Bryan Dik ’98 quickly admits that for a vocational psychologist, his own career journey was a little messy—and not very scientific.
He felt more than slightly “nudged” to attend Calvin because his family’s roots in the school are so deep. After all, his grandmother, Celia Bruinooge Dik ’52, wrote the words to the Calvin alma mater.
But once he arrived on campus, Dik said he “totally fell in love with the place.” He immersed himself in classes and residence life leadership and stormed through the college in just three years.
He remembers a treasured psychology professor-mentor, Wayne Joosse; discovering a book, The Fabric of This World, by philosophy professor Lee Hardy, that has been a lifelong touchstone; and a semi-casual conversation with Broene Center counselor Bob Reed that led him to his first tentative career decisions.
Dik is also quick to add that meeting his wife-to-be, Amy Van Guilder ’00, on a Calvin interim trip to Israel positively changed the course of his life as well.
In graduate school at the University of Minnesota, Dik coordinated his program’s career assessment clinic and counseled mid-career adults who were often successful but seldom happy in their work.
“I remember some of them using the word ‘calling,’” he said, “as in, ‘I want to find my calling.’ And this hit home for me, because perhaps ironically, I was still struggling with that myself.”
He discovered that within the social sciences, there were very few studies on calling and purpose in work.
“Here was my opening,” he said. “One way I could use my training was to initiate research on calling—measure it, see what difference it makes if people feel called to their work, and develop some strategies for people to discern and live out their callings.
“In other words,” he continued, “I felt maybe ‘calling’ was my calling.”
After completing his PhD in psychology at Minnesota, Dik took a faculty position at Colorado State University in Fort Collins. He’s been there 11 years, collaborating with colleagues across the globe to introduce “calling” more prominently into academic and popular conversations about career development.
Dik defines “calling” as a transcendent summons toward purposeful work carried out for the greater good.
“I’m interested in understanding how people think about their work, and how that influences the way they feel about their lives.”Brian Dik
“The word ‘calling’ implies a caller,” says Dik. “Christians identify the caller as God. Others may point to other sources. From a theological perspective, I believe that by his grace God uses anyone he pleases to carry out his redemptive work in the world. But from a psychological perspective, I’m interested in understanding how people think about their work, and how that influences the way they feel about their lives.”
With colleague Ryan Duffy, Dik published a trade book, Make Your Job a Calling: How the Psychology of Vocation Can Change Your Life at Work (Templeton Press, 2013).

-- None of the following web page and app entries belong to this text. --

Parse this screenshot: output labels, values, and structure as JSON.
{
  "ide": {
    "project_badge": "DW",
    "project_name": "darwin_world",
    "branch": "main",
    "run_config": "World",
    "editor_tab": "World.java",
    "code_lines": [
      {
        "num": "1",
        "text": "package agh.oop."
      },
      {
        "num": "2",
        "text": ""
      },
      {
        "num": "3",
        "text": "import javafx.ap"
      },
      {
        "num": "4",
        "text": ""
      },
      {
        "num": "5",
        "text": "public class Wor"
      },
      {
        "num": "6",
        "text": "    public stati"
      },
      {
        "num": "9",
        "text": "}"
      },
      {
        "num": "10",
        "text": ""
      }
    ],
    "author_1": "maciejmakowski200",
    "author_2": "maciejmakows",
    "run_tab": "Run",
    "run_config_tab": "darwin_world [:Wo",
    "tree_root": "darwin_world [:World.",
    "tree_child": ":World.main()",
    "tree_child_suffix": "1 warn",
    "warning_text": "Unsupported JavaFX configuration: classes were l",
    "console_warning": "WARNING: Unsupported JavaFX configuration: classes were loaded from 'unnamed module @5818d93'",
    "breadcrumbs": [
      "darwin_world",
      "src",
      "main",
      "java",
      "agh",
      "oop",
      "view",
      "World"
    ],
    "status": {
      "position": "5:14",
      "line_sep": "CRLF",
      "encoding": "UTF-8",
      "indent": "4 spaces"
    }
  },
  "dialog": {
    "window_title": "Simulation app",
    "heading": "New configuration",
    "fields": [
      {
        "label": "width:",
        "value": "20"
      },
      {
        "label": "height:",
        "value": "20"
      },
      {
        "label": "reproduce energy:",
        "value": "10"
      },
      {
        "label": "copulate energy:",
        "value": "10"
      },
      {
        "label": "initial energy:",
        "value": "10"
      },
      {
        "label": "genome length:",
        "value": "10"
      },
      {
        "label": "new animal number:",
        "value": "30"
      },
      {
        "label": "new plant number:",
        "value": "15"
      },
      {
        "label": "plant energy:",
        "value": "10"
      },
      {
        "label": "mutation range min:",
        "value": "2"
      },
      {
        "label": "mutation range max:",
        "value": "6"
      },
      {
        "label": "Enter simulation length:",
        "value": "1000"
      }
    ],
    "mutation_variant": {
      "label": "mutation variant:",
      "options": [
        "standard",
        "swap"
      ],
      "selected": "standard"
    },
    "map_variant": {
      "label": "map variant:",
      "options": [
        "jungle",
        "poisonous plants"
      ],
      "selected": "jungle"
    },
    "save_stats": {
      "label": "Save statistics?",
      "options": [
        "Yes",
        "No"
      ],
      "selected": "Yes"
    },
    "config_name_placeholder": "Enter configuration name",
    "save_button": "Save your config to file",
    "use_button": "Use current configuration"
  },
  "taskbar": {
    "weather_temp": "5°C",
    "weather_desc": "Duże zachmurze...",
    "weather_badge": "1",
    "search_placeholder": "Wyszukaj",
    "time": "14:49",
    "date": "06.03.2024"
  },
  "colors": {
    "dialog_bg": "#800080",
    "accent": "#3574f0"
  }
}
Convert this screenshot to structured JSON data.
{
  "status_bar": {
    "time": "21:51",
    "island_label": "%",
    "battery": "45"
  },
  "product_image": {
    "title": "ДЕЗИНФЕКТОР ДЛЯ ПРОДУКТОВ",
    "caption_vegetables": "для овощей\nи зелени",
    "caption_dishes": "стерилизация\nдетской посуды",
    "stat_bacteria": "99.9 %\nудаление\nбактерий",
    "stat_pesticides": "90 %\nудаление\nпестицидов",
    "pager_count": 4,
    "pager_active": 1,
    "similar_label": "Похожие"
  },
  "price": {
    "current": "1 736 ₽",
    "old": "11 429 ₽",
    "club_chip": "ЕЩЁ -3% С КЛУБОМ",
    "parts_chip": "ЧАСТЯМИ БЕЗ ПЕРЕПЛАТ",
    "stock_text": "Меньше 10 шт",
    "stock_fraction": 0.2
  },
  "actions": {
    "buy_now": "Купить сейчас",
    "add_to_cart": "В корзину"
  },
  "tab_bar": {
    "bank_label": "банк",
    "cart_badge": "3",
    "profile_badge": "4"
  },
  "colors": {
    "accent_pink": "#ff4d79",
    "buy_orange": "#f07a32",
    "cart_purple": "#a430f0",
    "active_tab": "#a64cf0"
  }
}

He and another colleague also teamed with entrepreneurs to develop an online career assessment system called JobZology. The software offers evidence-based guidance for students and jobseekers and uses patented algorithms to connect individuals to career paths based on psychological fit. The goal is to help people identify opportunities that will bring them joy and meaning—and ultimately to help organizations find employees driven by a sense of purpose.
Calvin is testing the use of JobZology in classes and in the career development office this year.
Dik finds his joy in helping people discover their God-given calling: “It is exciting when people who were in the place I was, wondering what to do with their lives, can use these tools and see how they are unique and explore career paths that fit them well.
“Christ is Lord of every square inch,” he added, “and I believe he’s glorified when people find the square inch they are called to steward.”